User interface design and strategic planning consultant Scott Jenson just wrote a post about “The Internet of Things” (IoT) in which he enumerates the rights that a smart device should have:
- To have access to the internet
- To be discoverable by anyone or anything nearby (without necessarily being on their subnet)
- To be able to broadcast information on what it does
- To offer up a web page to do whatever the hell it wants to do
- To offer up a RESTful interface of actions that it is capable of doing
- To optionally require a secure connection/login
So, without further ado, here are my specifications for what an articulate IoP would look like:
Identity: Every person should have the ability to use their real name and image(s) of their choice in any online venue that supports it. Additionally, each unique identity needs to be matched with some sort of encrypted verification key and/or biometric signature so that, in situations that require it, identity can be verified.
Pseudonymity: Some online venues will support persistant aliases. Although these pseudonyms may confer a high level of anonymity, their very stability will mean that there is no way to assure that the assumed name will not become associated with the real name in a public way at some point. Many online venues that currently support pseudonyms link them to “real name” email accounts, so whatever the terms of service may say, there is an linkage that can be exposed and personal data that can be associated.
Anonymity: The only way to assure complete anonymity is for identity to be transitory. The Electronic Frontier Foundation, for instance, supports a project called Tor that protects online identity by routing traffic through different randomly selected pathways for each communication. If anonymity may seem to allow troll-like behavior in our privileged society, it can also allow survival for political dissidents in less privileged circumstances. Moreover, our view of the web is increasingly shaped by what Google and other large internet companies believe we want to see—or marketers are paying for us to see.
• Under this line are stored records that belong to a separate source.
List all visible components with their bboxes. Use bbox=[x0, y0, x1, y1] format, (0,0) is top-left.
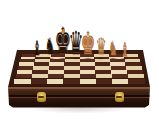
box-seam-highlight bbox=[9, 97, 150, 98]
white-knight: ♞ bbox=[108, 39, 117, 58]
light-square bbox=[80, 79, 96, 84]
light-square bbox=[14, 79, 30, 84]
white-queen: ♛ bbox=[96, 36, 107, 58]
dark-square bbox=[96, 79, 112, 84]
chess-set-photo: ♝♞♚♛♚♛♞♝ bbox=[0, 0, 159, 119]
lid-edge-highlight bbox=[8, 87, 151, 89]
dark-square bbox=[63, 79, 79, 84]
black-king-finial-highlight bbox=[62, 29, 65, 33]
black-bishop: ♝ bbox=[32, 39, 41, 58]
dark-square bbox=[128, 79, 144, 84]
white-king: ♚ bbox=[81, 28, 96, 58]
light-square bbox=[112, 79, 128, 84]
box-front-face bbox=[0, 87, 159, 108]
clasp-left bbox=[37, 92, 46, 102]
light-square bbox=[47, 79, 63, 84]
white-bishop: ♝ bbox=[121, 40, 130, 58]
dark-square bbox=[31, 79, 47, 84]
board-rank bbox=[14, 79, 145, 84]
clasp-right bbox=[115, 92, 124, 102]
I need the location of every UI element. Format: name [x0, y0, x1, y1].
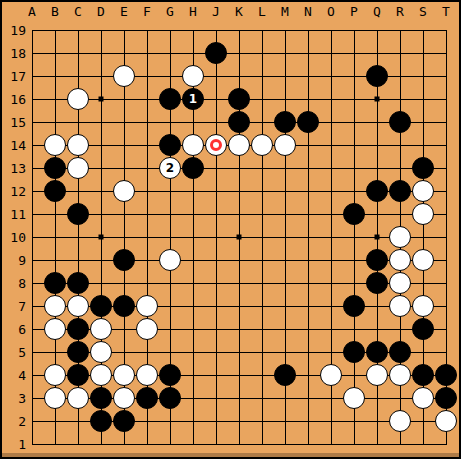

Adopting a truly anonymous identity online, in venues that support it, strips away that filter.
I have emphasized in these descriptions that different online venues will set their own policies about which types of identity they will support in which circumstances. I believe that an individual should be free to choose their mode of identity at any point, and changing modes should be voluntary, instantaneous and effortless. Similarly, content and service providers should have clear guidelines for their identity expectations of their customers. Governments should take the lead and make their own content and services both least restrictive and most secure, depending on the nature of what is offered or required. Businesses should be as free as possible to set their own polices and alter them (clearly and consistently) to better achieve their objectives.
But the real point is that only through actively managing our online identity, and being prompted to clarify our position many times a day, will we understand that identity is a construction, and a voluntary one at that. It is with this freedom that we can both keep our secrets and take responsibility for our own speech. Until the rules are clear and the tools are ubiquitous and frictionless, we will continue to make mistakes like Petraeus did by using Gmail to communicate with Paula Broadwell. And we will make those other mistakes, too, of not being as fully ourselves online as the world needs us to be.